Prior to this journey, I only knew the locations, animals, plants and things of this place only by their common use and colonial titles. I knew Bass Coast, Wonthaggi, Harmer’s Haven, Wreck Beach and Cape Paterson. However, the generous and diligent public dissemination of traditional language and cultural knowledge by the likes of N’wett Carolyn Briggs (Boonwurrung), Aunty Fay Stewart-Muir (Boonwurrung) and Sonia Marie (Bunurong) has shown me that these places, its animals, plants and seasonal ebbs and flows can be conceived of in many different ways.

Thanks to their work, my children and I, know about the Nayook (Black Cockatoo), we can heed the words of Bunjil (Eagle), listen to the Barroworn's (Magpie) warble, and observe Waaki (Crow) watch us. We know of Djaak (Wattle Gum), Warrak (Banksia), Muyan (Silver Wattle) and the Wurun (Manna Gum)[1]. We also understand how the seasonal rhythms of this place can be conceived of in an array of ways. We can appreciate, for example, that the Seven Wurundjeri seasons described in Woiwurrung traditions include Biderap (Dry) Season, Iuk (Eel) season, Waring (Wombat) Season, Guling (Orchid) Season, Poorneet, (Tadpole) Season, Buarth Gurru (Grass Flowering) Season and Garrawang (Kangaroo-Apple) Season[2].
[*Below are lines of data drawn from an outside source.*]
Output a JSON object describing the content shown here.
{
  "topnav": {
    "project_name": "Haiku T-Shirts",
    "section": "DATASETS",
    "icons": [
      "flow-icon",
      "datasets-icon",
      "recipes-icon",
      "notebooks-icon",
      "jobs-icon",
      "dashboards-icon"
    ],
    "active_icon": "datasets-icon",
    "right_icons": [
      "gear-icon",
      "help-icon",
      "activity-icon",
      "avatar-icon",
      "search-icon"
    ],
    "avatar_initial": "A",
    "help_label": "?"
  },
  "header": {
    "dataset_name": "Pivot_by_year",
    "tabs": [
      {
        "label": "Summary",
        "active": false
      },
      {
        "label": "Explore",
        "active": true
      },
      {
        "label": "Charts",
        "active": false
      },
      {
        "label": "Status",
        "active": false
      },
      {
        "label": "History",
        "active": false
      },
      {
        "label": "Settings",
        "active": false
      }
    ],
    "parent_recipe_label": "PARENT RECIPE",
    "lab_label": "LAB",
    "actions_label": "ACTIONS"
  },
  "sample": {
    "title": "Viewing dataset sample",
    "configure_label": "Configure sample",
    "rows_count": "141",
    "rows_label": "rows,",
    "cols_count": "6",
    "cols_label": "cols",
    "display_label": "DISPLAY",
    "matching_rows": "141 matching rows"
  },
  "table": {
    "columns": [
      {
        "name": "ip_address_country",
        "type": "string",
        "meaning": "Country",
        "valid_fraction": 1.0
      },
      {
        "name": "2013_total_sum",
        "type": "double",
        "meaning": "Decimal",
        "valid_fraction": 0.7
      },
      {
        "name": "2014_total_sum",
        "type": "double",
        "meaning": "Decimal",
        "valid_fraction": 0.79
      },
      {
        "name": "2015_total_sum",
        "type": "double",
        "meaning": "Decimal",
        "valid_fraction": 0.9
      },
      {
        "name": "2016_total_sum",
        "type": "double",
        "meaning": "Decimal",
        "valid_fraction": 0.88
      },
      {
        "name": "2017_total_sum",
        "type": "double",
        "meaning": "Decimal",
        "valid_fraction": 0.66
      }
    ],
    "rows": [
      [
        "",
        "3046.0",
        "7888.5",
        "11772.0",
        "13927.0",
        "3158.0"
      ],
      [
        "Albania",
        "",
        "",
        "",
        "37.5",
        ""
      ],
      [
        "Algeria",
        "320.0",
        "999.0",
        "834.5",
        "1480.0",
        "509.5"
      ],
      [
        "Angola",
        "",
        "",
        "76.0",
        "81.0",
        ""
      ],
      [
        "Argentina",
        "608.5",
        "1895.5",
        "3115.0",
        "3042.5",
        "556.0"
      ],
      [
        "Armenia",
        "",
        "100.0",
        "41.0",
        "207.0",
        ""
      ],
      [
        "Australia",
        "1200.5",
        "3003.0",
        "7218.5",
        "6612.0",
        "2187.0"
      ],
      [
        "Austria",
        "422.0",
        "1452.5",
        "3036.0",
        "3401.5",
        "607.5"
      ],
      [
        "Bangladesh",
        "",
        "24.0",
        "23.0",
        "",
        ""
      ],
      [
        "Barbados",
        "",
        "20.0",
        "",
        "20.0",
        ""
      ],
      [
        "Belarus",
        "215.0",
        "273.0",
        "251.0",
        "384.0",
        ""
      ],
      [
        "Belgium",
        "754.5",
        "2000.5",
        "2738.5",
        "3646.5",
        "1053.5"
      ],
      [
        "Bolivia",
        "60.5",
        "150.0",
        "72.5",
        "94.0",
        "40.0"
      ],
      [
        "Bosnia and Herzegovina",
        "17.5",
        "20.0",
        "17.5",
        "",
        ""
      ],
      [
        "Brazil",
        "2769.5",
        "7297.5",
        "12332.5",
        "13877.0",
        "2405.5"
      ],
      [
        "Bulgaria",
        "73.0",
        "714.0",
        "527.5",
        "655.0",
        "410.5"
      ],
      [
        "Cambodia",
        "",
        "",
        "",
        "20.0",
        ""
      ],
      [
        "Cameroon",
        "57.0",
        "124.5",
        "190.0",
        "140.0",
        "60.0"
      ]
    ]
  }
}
This Traditional Aboriginal knowledge and language demonstrates the deep, continuing and constantly evolving histories and connections that overflow within the Bunurong Coast. Comparing and ontrasting borrowings, appropriations, and the bardardisations of language also highlights its contested nature. But it also shows rich continuing histories and polyvocality. It demonstrates that actants, places, things, and relationships can be known by various names and in unique ways. Each perspective and knowledge set encompass vastly different cultural, spiritual, and historical connotations. No single understanding should be prioritised over, or to the exclusion, of another. However, this research project has made it clear to me that nuanced and multifaceted understandings offer a more attuned alignment with the lived reality of this place.

Acknowledging and honouring this Traditional language and knowledge is akin to practice of re-placing narratives and suturing together segregated stories described by the Australian Historian Karen Hughes.
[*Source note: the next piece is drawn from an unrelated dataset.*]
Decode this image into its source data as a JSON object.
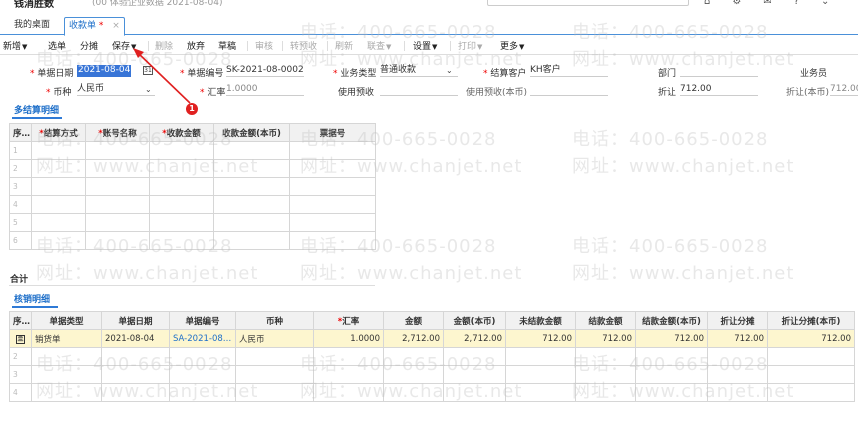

Adopting this approach has helped me gain different new understandings of the Bunurong Coast and I firmly believe this type of activity can only help new cross-cultural Australian histories to emerge. As Hughes argues, the act of ‘putting stories back into place’ reconnects “land, body and story, and prepares the possibility of allowing wounds to begin to heal” (Hughes, 2012, p. 274).

Works Cited

Ngarara Willim (????) ‘Indigenous Word Cards’, RMIT University.

Marie, S. (2022) ‘Animals from Bunurong Country: Learning Language Memory Cards

Greenway Architects’ (???) ‘The Seven Seasons of the Kulin People’ Nagara Place, RMIT University.
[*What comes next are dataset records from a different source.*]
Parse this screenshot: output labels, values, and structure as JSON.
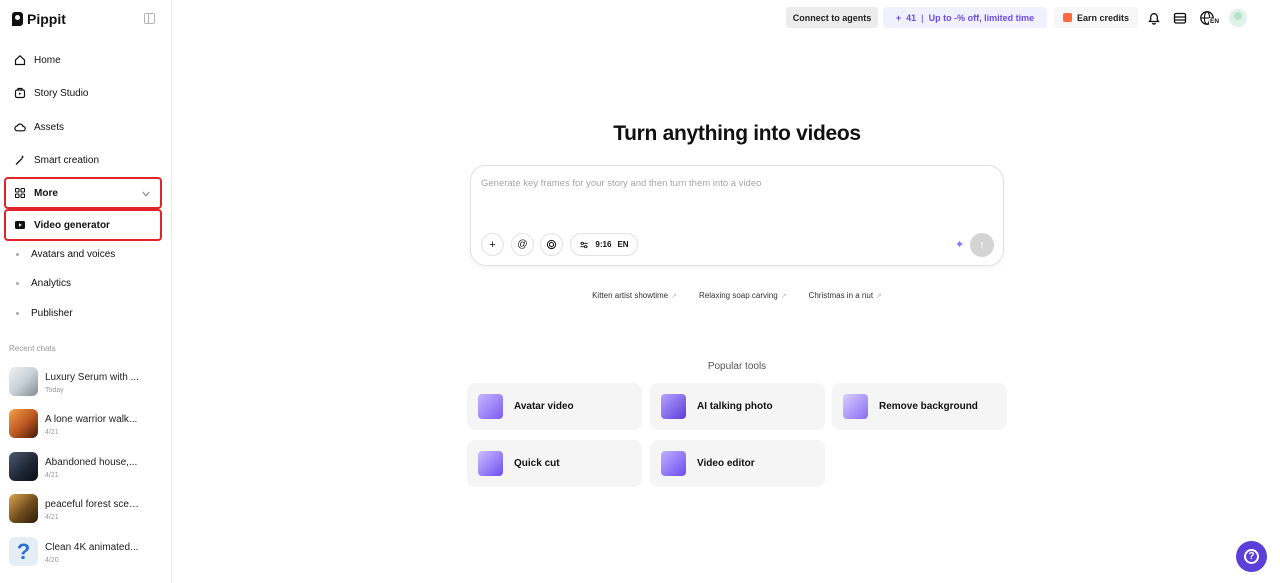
{
  "app": {
    "name": "Pippit"
  },
  "sidebar": {
    "items": [
      {
        "label": "Home",
        "icon": "home-icon"
      },
      {
        "label": "Story Studio",
        "icon": "story-icon"
      },
      {
        "label": "Assets",
        "icon": "cloud-icon"
      },
      {
        "label": "Smart creation",
        "icon": "magic-wand-icon"
      },
      {
        "label": "More",
        "icon": "grid-icon"
      },
      {
        "label": "Video generator",
        "icon": "video-generator-icon"
      }
    ],
    "sub_items": [
      "Avatars and voices",
      "Analytics",
      "Publisher"
    ],
    "recent_label": "Recent chats",
    "recent_chats": [
      {
        "title": "Luxury Serum with ...",
        "date": "Today"
      },
      {
        "title": "A lone warrior walk...",
        "date": "4/21"
      },
      {
        "title": "Abandoned house,...",
        "date": "4/21"
      },
      {
        "title": "peaceful forest scene",
        "date": "4/21"
      },
      {
        "title": "Clean 4K animated...",
        "date": "4/20"
      }
    ]
  },
  "topbar": {
    "connect_label": "Connect to agents",
    "credits_prefix": "+",
    "credits_count": "41",
    "promo_text": "Up to -% off, limited time",
    "earn_label": "Earn credits",
    "language": "EN"
  },
  "main": {
    "headline": "Turn anything into videos",
    "prompt_placeholder": "Generate key frames for your story and then turn them into a video",
    "aspect_ratio": "9:16",
    "prompt_language": "EN",
    "suggestions": [
      "Kitten artist showtime",
      "Relaxing soap carving",
      "Christmas in a nut"
    ],
    "popular_label": "Popular tools",
    "tools": [
      {
        "label": "Avatar video"
      },
      {
        "label": "AI talking photo"
      },
      {
        "label": "Remove background"
      },
      {
        "label": "Quick cut"
      },
      {
        "label": "Video editor"
      }
    ]
  },
  "colors": {
    "accent": "#5b3fd9",
    "highlight_border": "#e0242b",
    "promo_text": "#6b4de6"
  }
}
Gott, B. (????) ‘The Seasonal Calendars for the Melbourne Area

Hughes, K. 2012, p. 274

Jones, Mackay and Pisani (1997) 'The seven-season pattern for the Upper Yarra Valley' in Victorian

Reid, A (1996) 'A six-season calendar for the Middle Yarra region' Victorian Naturalist



[1] These traditional language titles were sourced from a range of sources. This includes words articulated in the Ngarara Willim ‘Indigenous Word Card’ collection, Sonia Marie’s (2022) ‘Animals from Bunurong Country: Learning Language Memory Card’ collection, Greenway Architects’ (???) ‘The Seven Seasons of the Kulin People’ place-based installation at Nagara Place, as well as Dr. Beth Gott’s compilation of historical references entitled ‘The Seasonal Calendars for the Melbourne Area’.

[2] Jones, Mackay and Pisani proposed a seven-season pattern for the Upper Yarra Valley in 1997 (see Victorian
Naturalist, 1996 & 1997). At the same time, a six-season calendar for the Middle Yarra region was proposed by Alan Reid, an interpretation that was later updated by Glen Jamerson to include the ‘late summer’ title (see Victorian Naturalist, 1996 & 1997). Detailed information about ‘The Seven Seasons of the Kulin People’ is articulated a place-based installation designed by Greenaway Architects that occupies Nagara Place at RMIT University’s city campus.